Limitations of this study include that accounting for the effects of diet remains a challenge as some shifts are affected by diet but also by age, sex, and/or the overall dominant microbiota composition, such as the Bifidobacterium genus, or are indirectly affected due to higher medication use (metformin especially) in the 1st generation such as Romboutsia ilealis, other Peptostreptococcaceae and Clostridium celatum. There is furthermore undoubtedly a tendency in part of the younger generation to eat a rather unhealthy and unbalanced diet; this is an ongoing socioeconomic/cultural shift that is however not linked with age directly.

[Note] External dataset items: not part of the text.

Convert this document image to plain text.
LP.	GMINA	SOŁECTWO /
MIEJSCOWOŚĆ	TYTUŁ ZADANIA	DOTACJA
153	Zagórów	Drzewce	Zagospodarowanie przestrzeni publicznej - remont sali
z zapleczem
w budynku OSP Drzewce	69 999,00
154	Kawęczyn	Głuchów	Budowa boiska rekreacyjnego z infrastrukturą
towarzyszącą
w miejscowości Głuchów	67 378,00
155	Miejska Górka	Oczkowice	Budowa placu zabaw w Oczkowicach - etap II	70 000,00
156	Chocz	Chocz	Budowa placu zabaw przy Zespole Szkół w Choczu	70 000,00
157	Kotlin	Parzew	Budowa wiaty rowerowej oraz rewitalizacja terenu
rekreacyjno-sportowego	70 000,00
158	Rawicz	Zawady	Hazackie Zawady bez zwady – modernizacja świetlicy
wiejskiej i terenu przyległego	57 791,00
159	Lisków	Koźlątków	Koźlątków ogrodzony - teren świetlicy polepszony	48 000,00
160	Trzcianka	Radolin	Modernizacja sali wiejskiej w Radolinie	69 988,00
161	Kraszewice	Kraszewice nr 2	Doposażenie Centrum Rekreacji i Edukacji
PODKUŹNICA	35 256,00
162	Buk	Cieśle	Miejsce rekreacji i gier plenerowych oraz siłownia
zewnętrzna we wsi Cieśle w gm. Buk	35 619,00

Furthermore, HELIUS is multi-generational multiethnic cohort with the aim to represent the typical population of Amsterdam, which entails that a multitude of subjects have various ailments. No HELIUS subjects were however excluded in this analysis for medical reasons instead relying on the power of large numbers of subjects to visualize overarching population-wide transitions within each of the different ethnicities.

Conclusions

The main transition observed within the Moroccan and Turkish but also in the Dutch population is one towards a composition with a higher abundance of the more Western-associated BBB cluster. The non-Western Prevotella cluster declines in the 2nd generation, and the same is largely true for the CMO network. Surinamese, in whom rates of diseases of affluence are highest and whose gut microbiota composition generally have a low α-diversity and are already dominated by BBB, similar to Americans, mainly show ASV-level shifts. It is also known that α-diversity decreases at old age but this decline is not observed in elderly reaching extremely high ages where Christensenellaceae and Methanobrevibacter are found to be enriched compared to all other groups [67,68,69]. The disappearance of complex trophic networks associated with the Prevotella and the CMO network, which can be directly linked to a reduction in α-diversity in the younger generation, does not bode well from a health perspective for both immigrants and locals living in an urbanized environment.